Diaper rash and contact dermatitis
Although a diaper rash can have several causes, contact dermatitis is the most common cause of diaper rash in babies.
When a baby has this type of contact dermatitis, the urine and feces in the diaper irritate baby's skin, which causes the skin under the diaper to become inflamed.
It usually causes skin under the diaper to look red and shiny. It may affect any skin under the diaper, including the buttocks, thighs, waist, and lower stomach.
This article from Johns Hopkins Medicine has more information on diaper rash, including diaper contact dermatitis.
How is contact dermatitis diagnosed?
If you think your child has contact dermatitis, visit a doctor.
Your doctor will ask you about possible irritants or allergens your child's skin came in contact with, immediately before to within a few days before your child developed the rash.
Your doctor will examine your child's skin, and may run tests such as skin tests or blood tests.
They will likely refer your child to a dermatologist for further examination and treatment.
Dermatologists have specialized training in identifying and treating skin conditions.
Since contact dermatitis can look similar to other skin conditions, a dermatologist will make sure that your child has contact dermatitis (and not a different condition).
They will ask about your child's history of rashes.
They may also run a patch test, where they apply small "patches" of several possible irritants or allergens to your child's back or arm. They will then check your child's skin after 48 hours to see if a rash appears.
They will also advise you and your child about how to manage contact dermatitis, and may prescribe topical steroids to help treat it.
Your doctor or dermatologist may also refer your child to an allergist, if allergic contact dermatitis is suspected.
Caring for your child's contact dermatitis
Keeping your child away from their contact dermatitis "triggers" is key to managing their contact dermatitis. When the irritant or allergen is removed, contact dermatitis rashes will usually go away on their own after several days.
So, with help from your dermatologist, identify and remove your child's contact dermatitis "triggers" if possible. This may include:
- Swapping out detergents and lotions for less irritating options (make sure they're fragrance-free and dye-free!)
- Swapping out soaps for fragrance-free, dye-free mild cleansers
- No longer using the cosmetics that cause irritation
- Making sure your child doesn't wear jewelry containing the metal types that irritate their skin
And in the meantime, or if you can't completely eliminate your child's exposure to an irritant or allergen, caring for your child's skin may involve:
- Washing your child's skin as soon as possible when they come in contact with the irritant or allergen. Wash all areas of the skin with soap (or cleanser) and water.

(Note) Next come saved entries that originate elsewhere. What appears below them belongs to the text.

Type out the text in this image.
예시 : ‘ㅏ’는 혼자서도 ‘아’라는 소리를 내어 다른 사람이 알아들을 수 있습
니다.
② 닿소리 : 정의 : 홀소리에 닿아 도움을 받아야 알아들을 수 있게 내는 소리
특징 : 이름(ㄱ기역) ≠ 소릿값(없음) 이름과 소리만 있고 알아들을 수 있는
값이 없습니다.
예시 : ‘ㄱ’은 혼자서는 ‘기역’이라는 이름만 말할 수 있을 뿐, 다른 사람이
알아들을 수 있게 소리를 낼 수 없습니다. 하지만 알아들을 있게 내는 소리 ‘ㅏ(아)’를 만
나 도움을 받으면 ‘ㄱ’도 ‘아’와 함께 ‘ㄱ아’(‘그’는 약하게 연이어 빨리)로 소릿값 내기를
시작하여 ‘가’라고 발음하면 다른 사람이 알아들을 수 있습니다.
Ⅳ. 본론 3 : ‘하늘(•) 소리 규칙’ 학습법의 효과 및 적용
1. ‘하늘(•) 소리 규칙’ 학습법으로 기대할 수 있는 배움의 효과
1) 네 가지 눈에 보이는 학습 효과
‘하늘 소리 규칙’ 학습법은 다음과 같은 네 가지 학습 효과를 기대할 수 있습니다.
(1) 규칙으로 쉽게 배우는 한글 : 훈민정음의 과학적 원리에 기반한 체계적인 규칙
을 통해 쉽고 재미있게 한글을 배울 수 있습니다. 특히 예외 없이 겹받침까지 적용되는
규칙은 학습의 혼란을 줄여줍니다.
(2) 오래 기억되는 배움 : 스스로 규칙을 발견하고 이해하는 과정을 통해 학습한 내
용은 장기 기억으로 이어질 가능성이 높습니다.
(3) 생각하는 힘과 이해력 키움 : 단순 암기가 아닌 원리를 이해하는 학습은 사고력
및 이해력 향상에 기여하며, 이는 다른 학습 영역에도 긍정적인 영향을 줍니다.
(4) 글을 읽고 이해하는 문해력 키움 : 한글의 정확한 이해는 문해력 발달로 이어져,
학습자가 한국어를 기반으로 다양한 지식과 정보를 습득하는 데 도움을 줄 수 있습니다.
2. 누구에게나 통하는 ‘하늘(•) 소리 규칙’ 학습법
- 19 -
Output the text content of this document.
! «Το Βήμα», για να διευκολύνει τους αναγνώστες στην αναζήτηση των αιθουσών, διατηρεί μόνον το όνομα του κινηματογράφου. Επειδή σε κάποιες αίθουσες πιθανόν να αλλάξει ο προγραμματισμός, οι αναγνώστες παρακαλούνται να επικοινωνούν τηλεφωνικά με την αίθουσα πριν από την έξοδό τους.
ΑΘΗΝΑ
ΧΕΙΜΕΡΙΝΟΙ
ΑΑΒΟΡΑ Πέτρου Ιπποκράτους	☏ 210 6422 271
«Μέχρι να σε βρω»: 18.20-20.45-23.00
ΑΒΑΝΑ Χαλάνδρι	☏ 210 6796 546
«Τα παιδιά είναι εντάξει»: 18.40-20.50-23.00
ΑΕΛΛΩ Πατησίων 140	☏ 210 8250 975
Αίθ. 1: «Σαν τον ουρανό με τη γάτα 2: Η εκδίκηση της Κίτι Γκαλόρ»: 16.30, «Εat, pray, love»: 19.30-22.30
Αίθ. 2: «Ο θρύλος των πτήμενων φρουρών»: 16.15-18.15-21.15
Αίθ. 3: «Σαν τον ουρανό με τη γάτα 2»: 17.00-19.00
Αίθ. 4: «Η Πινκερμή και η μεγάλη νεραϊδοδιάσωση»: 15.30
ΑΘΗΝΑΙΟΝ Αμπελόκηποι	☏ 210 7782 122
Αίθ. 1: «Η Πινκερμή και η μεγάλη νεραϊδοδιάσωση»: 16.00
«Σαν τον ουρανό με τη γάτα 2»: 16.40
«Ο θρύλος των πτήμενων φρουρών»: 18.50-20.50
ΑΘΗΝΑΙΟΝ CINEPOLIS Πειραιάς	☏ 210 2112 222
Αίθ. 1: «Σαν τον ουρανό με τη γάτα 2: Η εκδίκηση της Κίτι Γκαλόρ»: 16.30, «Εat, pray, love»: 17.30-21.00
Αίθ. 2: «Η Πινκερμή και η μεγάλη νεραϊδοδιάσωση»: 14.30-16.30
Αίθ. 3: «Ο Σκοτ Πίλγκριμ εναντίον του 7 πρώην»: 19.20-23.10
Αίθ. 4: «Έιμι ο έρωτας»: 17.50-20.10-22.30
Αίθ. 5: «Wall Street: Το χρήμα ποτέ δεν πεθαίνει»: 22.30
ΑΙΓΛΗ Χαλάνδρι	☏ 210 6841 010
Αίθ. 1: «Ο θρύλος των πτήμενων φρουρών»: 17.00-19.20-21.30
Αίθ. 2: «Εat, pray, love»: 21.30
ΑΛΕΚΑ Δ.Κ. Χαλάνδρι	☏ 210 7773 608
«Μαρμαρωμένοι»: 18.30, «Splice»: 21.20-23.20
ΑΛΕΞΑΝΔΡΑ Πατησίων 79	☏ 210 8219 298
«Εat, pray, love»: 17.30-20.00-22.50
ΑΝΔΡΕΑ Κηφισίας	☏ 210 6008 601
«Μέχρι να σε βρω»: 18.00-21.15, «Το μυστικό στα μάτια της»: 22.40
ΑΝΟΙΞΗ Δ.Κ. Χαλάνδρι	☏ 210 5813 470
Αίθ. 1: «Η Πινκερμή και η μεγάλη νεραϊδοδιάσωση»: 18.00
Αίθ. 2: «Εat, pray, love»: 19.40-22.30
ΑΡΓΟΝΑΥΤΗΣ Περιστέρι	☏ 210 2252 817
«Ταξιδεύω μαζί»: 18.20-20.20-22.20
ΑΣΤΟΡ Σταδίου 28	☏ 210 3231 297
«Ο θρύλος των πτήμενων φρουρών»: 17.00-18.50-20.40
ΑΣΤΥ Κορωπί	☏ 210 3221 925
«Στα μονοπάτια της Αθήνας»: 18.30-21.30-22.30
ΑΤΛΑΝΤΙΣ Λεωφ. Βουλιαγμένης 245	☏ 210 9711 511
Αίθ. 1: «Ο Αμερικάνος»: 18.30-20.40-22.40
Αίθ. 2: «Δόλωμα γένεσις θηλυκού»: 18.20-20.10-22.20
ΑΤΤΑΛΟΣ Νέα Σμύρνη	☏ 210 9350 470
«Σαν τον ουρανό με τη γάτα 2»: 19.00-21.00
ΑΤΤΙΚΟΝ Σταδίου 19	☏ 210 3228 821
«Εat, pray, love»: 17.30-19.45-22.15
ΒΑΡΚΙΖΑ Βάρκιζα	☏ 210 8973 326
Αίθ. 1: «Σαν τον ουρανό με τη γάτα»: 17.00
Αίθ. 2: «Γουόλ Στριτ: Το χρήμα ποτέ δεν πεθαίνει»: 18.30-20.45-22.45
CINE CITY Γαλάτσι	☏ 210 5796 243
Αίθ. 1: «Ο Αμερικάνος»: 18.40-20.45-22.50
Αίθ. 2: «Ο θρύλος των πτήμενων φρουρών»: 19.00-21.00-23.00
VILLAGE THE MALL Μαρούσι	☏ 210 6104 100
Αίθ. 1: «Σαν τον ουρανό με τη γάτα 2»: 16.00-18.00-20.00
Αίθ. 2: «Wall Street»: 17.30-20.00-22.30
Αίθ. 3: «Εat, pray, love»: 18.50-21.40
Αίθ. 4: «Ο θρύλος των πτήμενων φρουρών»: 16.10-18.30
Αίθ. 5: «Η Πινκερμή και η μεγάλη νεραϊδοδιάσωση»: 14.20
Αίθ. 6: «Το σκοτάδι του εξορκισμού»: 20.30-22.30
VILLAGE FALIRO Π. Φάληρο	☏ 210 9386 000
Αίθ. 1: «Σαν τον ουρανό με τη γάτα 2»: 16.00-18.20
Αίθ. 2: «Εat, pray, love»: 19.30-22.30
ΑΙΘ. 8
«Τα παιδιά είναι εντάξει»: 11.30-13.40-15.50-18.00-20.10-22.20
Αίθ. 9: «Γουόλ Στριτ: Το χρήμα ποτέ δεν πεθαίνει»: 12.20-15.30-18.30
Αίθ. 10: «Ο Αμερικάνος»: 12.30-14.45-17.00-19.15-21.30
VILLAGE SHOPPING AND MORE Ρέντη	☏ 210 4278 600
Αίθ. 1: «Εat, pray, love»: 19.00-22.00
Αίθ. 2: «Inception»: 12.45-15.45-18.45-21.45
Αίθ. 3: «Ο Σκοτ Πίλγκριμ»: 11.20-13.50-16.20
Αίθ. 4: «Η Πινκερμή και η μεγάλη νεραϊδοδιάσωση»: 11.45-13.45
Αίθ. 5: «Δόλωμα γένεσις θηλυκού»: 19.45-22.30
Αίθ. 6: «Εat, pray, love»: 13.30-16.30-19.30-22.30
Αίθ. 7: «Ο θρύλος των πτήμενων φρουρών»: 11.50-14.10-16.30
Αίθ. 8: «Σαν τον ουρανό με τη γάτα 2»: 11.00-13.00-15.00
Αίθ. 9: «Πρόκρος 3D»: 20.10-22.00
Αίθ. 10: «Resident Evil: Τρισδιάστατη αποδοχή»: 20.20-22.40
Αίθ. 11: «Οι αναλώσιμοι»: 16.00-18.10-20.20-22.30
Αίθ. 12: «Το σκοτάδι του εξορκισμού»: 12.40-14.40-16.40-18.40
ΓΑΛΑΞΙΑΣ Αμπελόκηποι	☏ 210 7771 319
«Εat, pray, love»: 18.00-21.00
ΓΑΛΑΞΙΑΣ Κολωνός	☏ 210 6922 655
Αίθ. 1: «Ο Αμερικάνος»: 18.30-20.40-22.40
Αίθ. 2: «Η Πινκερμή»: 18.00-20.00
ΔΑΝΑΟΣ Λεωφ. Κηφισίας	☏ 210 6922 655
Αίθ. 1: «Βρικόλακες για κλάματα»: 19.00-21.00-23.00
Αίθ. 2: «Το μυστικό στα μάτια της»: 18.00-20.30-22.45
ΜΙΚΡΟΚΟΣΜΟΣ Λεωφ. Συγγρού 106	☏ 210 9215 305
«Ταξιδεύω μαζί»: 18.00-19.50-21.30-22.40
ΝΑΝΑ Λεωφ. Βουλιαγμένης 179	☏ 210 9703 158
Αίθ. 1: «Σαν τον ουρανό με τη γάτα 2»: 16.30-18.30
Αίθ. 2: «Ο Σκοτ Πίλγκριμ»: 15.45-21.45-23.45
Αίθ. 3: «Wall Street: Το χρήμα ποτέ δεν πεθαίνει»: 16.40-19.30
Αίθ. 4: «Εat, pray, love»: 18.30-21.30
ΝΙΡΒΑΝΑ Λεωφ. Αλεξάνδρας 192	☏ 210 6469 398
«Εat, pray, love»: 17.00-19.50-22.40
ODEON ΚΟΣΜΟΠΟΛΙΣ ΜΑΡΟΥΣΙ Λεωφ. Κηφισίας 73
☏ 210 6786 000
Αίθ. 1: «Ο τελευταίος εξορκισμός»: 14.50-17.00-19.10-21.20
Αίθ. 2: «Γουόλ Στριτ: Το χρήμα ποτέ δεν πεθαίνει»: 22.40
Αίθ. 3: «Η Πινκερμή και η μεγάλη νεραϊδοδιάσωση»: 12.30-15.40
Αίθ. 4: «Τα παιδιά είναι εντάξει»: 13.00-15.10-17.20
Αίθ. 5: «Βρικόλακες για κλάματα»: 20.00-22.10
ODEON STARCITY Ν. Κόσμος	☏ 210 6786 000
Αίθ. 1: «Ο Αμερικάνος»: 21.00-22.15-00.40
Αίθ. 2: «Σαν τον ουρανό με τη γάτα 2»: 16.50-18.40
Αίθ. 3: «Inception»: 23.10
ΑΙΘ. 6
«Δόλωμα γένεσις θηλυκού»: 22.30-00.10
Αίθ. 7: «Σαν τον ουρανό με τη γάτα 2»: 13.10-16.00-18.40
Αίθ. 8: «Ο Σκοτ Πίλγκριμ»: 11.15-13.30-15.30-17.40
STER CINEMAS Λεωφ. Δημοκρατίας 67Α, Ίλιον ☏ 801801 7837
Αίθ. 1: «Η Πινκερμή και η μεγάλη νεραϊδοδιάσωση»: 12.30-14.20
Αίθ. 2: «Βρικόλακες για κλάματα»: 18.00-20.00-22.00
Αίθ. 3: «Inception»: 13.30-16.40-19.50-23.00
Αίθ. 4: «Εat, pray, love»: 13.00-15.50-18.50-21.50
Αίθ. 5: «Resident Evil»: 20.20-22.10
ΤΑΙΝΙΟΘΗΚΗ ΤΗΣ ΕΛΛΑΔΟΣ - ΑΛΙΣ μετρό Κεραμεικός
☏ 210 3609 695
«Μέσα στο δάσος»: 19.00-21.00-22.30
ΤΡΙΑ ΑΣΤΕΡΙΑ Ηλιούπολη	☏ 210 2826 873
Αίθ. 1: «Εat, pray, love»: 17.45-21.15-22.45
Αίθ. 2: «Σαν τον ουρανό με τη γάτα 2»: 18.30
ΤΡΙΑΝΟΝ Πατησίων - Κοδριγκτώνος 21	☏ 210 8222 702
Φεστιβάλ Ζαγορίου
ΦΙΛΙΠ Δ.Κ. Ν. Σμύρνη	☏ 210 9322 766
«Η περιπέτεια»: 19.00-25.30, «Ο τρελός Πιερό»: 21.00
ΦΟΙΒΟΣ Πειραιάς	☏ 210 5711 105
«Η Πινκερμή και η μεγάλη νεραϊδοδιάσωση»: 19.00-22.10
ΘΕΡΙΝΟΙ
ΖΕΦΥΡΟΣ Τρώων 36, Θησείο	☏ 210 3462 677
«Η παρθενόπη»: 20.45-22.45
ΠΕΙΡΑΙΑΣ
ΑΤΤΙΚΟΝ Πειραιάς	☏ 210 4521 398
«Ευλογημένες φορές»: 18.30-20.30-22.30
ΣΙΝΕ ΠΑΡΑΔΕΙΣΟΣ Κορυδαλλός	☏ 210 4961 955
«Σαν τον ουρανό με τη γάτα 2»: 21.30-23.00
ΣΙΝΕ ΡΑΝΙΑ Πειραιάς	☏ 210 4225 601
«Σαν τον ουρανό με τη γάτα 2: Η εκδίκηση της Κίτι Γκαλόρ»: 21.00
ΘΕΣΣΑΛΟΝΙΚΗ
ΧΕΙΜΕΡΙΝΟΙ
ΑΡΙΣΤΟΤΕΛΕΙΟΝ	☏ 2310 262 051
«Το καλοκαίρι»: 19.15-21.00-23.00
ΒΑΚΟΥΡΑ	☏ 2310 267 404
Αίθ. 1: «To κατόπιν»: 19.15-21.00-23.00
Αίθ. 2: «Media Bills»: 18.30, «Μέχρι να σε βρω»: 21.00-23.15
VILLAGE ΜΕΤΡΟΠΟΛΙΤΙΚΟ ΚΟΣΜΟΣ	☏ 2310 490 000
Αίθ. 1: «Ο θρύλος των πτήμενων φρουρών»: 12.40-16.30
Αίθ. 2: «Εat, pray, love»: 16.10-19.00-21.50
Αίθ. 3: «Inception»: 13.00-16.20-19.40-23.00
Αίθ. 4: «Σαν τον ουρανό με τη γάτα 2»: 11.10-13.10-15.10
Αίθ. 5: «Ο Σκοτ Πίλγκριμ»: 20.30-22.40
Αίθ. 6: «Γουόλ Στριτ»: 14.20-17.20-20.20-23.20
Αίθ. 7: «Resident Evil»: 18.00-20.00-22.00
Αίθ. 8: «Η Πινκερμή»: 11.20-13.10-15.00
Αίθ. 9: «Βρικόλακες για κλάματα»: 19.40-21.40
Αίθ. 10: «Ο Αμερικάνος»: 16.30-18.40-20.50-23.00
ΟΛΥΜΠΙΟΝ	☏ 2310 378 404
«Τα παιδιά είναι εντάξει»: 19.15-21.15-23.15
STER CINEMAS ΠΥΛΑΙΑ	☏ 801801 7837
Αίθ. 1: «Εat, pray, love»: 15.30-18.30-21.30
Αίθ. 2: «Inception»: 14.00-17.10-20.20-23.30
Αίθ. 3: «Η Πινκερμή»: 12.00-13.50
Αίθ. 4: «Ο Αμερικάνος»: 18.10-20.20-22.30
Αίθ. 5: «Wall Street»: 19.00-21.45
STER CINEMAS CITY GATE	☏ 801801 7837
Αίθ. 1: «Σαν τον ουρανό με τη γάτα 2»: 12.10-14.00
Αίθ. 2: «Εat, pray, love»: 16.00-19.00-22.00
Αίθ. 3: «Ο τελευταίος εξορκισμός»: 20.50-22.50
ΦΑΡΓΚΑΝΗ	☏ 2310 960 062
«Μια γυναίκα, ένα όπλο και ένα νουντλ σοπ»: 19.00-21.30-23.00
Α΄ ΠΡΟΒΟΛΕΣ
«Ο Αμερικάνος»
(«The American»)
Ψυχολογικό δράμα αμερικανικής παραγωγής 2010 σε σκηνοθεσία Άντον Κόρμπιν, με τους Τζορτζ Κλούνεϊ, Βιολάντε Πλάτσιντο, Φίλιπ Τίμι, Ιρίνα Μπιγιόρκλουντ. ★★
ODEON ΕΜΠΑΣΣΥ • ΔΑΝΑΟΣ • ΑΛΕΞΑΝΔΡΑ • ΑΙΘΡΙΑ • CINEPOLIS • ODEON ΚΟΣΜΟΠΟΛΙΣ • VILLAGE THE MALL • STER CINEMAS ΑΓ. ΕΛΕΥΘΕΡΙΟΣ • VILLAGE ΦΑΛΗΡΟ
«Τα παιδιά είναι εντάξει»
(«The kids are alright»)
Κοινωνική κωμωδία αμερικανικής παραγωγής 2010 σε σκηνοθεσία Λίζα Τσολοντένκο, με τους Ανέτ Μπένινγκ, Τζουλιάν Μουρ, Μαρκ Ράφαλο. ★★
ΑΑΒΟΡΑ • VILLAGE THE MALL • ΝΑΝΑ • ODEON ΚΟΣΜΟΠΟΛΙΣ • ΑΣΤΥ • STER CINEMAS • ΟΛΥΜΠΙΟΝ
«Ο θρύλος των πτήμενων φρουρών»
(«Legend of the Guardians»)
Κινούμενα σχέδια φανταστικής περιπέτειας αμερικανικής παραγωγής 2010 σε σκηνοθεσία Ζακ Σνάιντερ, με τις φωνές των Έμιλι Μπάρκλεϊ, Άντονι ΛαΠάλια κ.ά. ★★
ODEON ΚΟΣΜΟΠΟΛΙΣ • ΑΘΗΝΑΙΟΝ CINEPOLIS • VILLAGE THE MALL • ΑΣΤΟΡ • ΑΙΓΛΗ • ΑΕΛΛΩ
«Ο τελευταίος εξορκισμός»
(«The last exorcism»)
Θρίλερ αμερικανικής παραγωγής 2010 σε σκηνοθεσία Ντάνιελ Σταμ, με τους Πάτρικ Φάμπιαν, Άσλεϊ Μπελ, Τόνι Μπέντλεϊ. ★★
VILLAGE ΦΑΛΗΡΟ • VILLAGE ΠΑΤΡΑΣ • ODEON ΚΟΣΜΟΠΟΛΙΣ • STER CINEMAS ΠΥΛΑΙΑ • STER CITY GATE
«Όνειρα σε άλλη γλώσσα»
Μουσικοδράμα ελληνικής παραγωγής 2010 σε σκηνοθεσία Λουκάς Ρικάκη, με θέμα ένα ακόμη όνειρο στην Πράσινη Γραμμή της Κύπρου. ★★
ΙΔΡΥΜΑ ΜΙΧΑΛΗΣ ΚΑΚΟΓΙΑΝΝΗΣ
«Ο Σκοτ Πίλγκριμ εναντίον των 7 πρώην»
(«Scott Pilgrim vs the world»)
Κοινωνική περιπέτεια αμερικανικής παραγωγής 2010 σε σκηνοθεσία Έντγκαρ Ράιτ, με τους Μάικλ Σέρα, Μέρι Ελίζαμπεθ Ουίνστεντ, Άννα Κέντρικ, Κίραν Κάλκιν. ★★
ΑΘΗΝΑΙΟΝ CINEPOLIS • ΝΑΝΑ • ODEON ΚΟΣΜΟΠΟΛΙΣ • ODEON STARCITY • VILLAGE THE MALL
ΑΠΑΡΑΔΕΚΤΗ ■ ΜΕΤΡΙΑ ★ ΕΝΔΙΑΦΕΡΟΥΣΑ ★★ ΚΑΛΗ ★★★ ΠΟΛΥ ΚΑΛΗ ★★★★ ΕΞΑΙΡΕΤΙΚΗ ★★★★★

- Applying ointment to moisturize rash
- Using cold compresses (wet, cold cloths) to soothe rash areas
- Using wet dressings on rash areas, if the rash is oozy
- In the case of diaper contact dermatitis, changing baby's diapers frequently and cleaning their diaper areas well with wet cloths or wipes.
- In the case of contact with poison ivy, oak, or sumac, wash your child's clothing right away as well as their skin
Your dermatologist may also prescribe a topical steroid to help relieve contact dermatitis symptoms. If they do, follow their instructions for applying the steroid exactly.